Sunday, October 16, 2011

Weekend Update

The Los Angeles Times reports that the Congressional Joint Select Committee on Deficit Reduction (a/k/a the Super Committee has received over 175,000 suggestions from the public. The House Oversight and Government Reform Committee's majority and minority members separately and the Senate Homeland Security and Governmental Affairs Committee's members jointly submitted their recommendations as well. The Senate Committee and the Democrats on the House Oversight Committee endorsed OPM's proposal to place FEHBP prescription drug benefit contracting under the agency's control. The Republicans on the House Oversight Committee were silent on the issue. The Washington Post observes that "It’s unclear how much the avalanche of advice will help the “'super committee.'” The Super Committee's deadline for making its deficit reduction recommendations is November 23. The current continuing resolution funding the federal government expires on November 18.
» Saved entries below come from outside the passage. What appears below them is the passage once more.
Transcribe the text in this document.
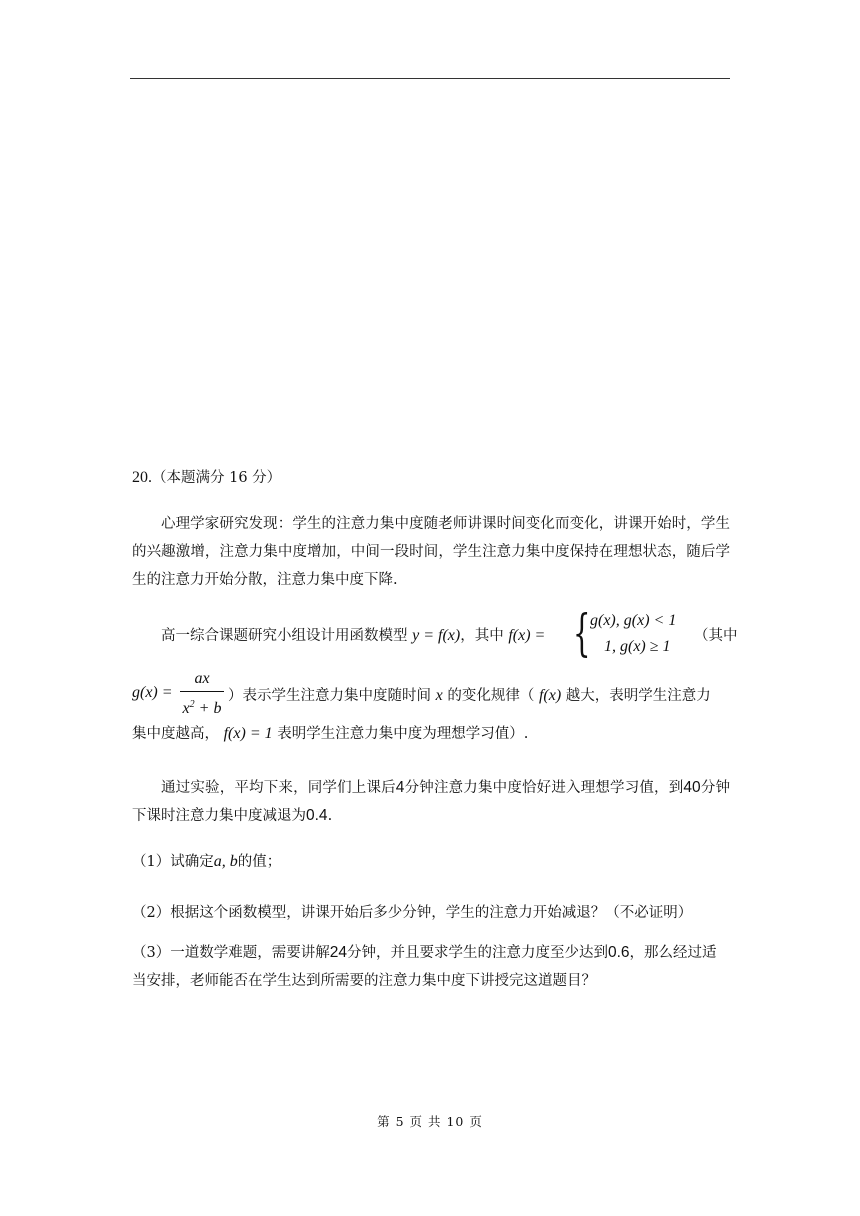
20.（本题满分 16 分）
心理学家研究发现：学生的注意力集中度随老师讲课时间变化而变化，讲课开始时，学生的兴趣激增，注意力集中度增加，中间一段时间，学生注意力集中度保持在理想状态，随后学生的注意力开始分散，注意力集中度下降.
高一综合课题研究小组设计用函数模型 y = f(x)，其中 f(x) = { g(x), g(x) < 1
1, g(x) ≥ 1
（其中
g(x) =
ax
$x^2 + b$
）表示学生注意力集中度随时间 x 的变化规律（ f(x) 越大，表明学生注意力
集中度越高， f(x) = 1 表明学生注意力集中度为理想学习值）.
通过实验，平均下来，同学们上课后4分钟注意力集中度恰好进入理想学习值，到40分钟下课时注意力集中度减退为0.4.
（1）试确定a, b的值；
（2）根据这个函数模型，讲课开始后多少分钟，学生的注意力开始减退？（不必证明）
（3）一道数学难题，需要讲解24分钟，并且要求学生的注意力度至少达到0.6，那么经过适当安排，老师能否在学生达到所需要的注意力集中度下讲授完这道题目？
第 5 页 共 10 页
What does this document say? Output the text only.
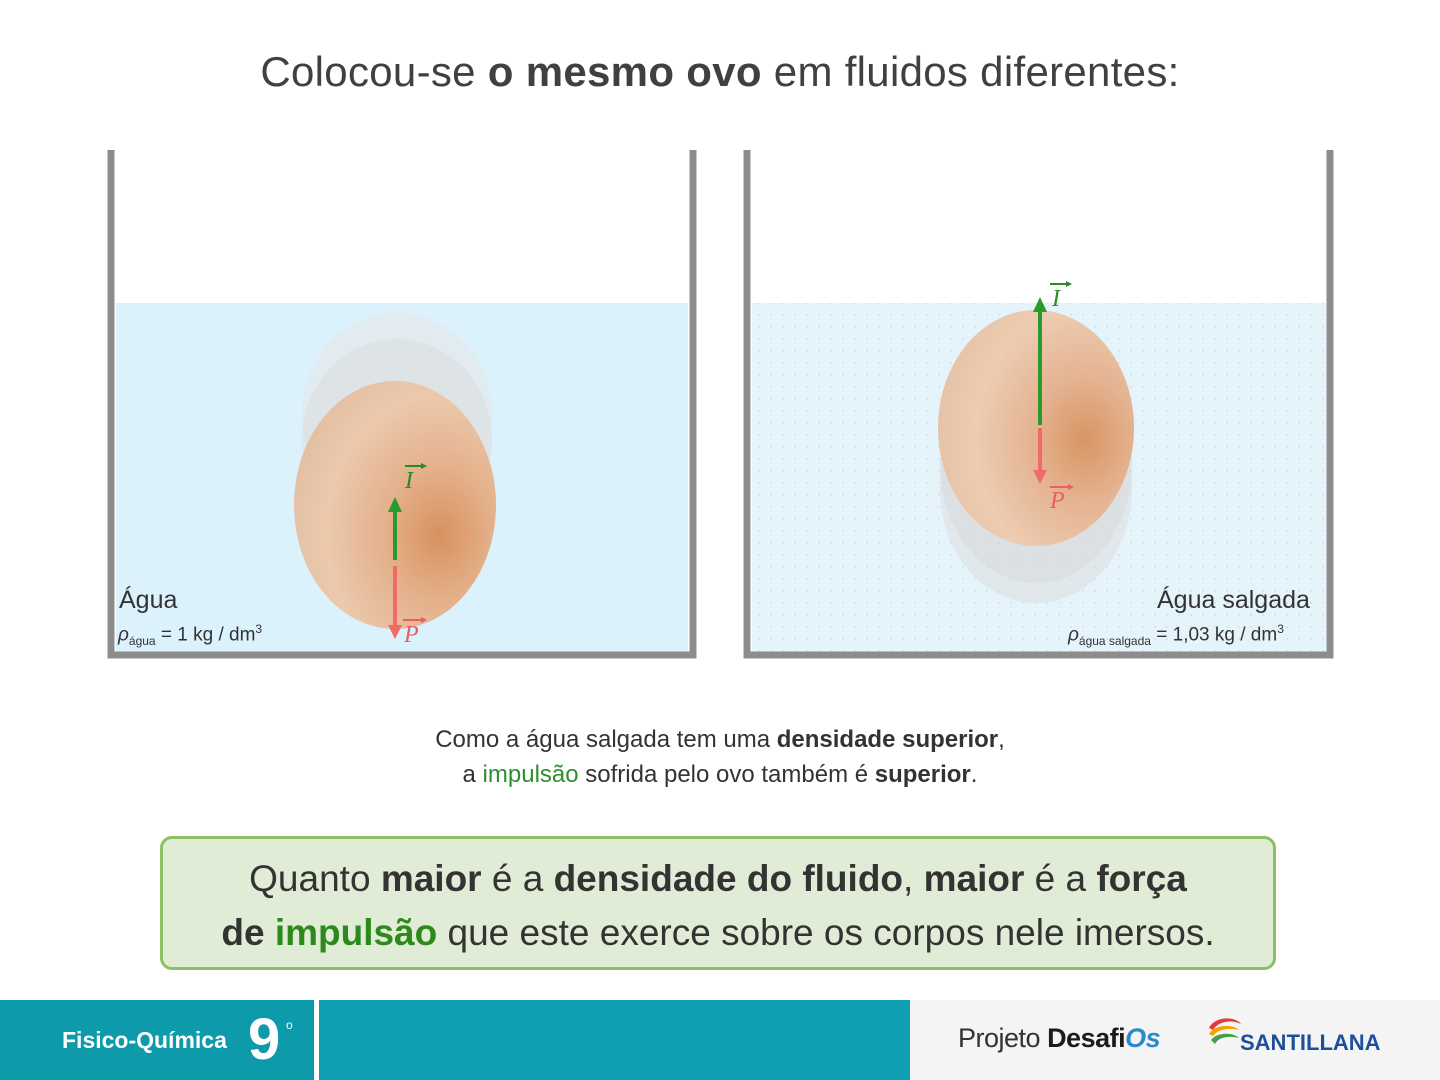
Colocou-se o mesmo ovo em fluidos diferentes:
I
P
I
P
Água
$\rho_{água} = 1$ kg / $dm^3$
Água salgada
$\rho_{água salgada} = 1,03$ kg / $dm^3$
Como a água salgada tem uma densidade superior,
a impulsão sofrida pelo ovo também é superior.
Quanto maior é a densidade do fluido, maior é a força
de impulsão que este exerce sobre os corpos nele imersos.
Fisico-Química 9 o	Projeto DesafiOs	SANTILLANA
The AMA News reports on the medical profession's efforts to convince the Super Committee to repeal the sustainable rate of growth formula for setting Medicare Part B reimbursements to doctors and to enact medical liability reform. According to the AMA News, "Overhauling the SGR actually would raise spending projections and increase the amount of reductions the debt panel would need to find elsewhere. But failing to account for an SGR repeal only masks future deficit problems, the Obama administration and others have argued." Unless Congress acts to extend the current freeze or actually reforms the SGR by the end of this year, doctors will receive a 30% cut in pay from Medicare Part B. It will be interesting to see whether the Super Committee addresses this hot topic.

Last Thursday, NCQA issued its annual state of health care quality report. The findings included


  • PPO performance is catching up with HMO performance. For the first time in the 15-year history of this annual study, NCQA publicly compares HMOs with PPOs across all measures of care. HMOs were first to embrace quality improvement, but PPOs are gaining ground.  

  • Health plans’ performance has improved substantially over time.  Insurers’ commitment to measurement, transparency and accountability has made care better over long periods.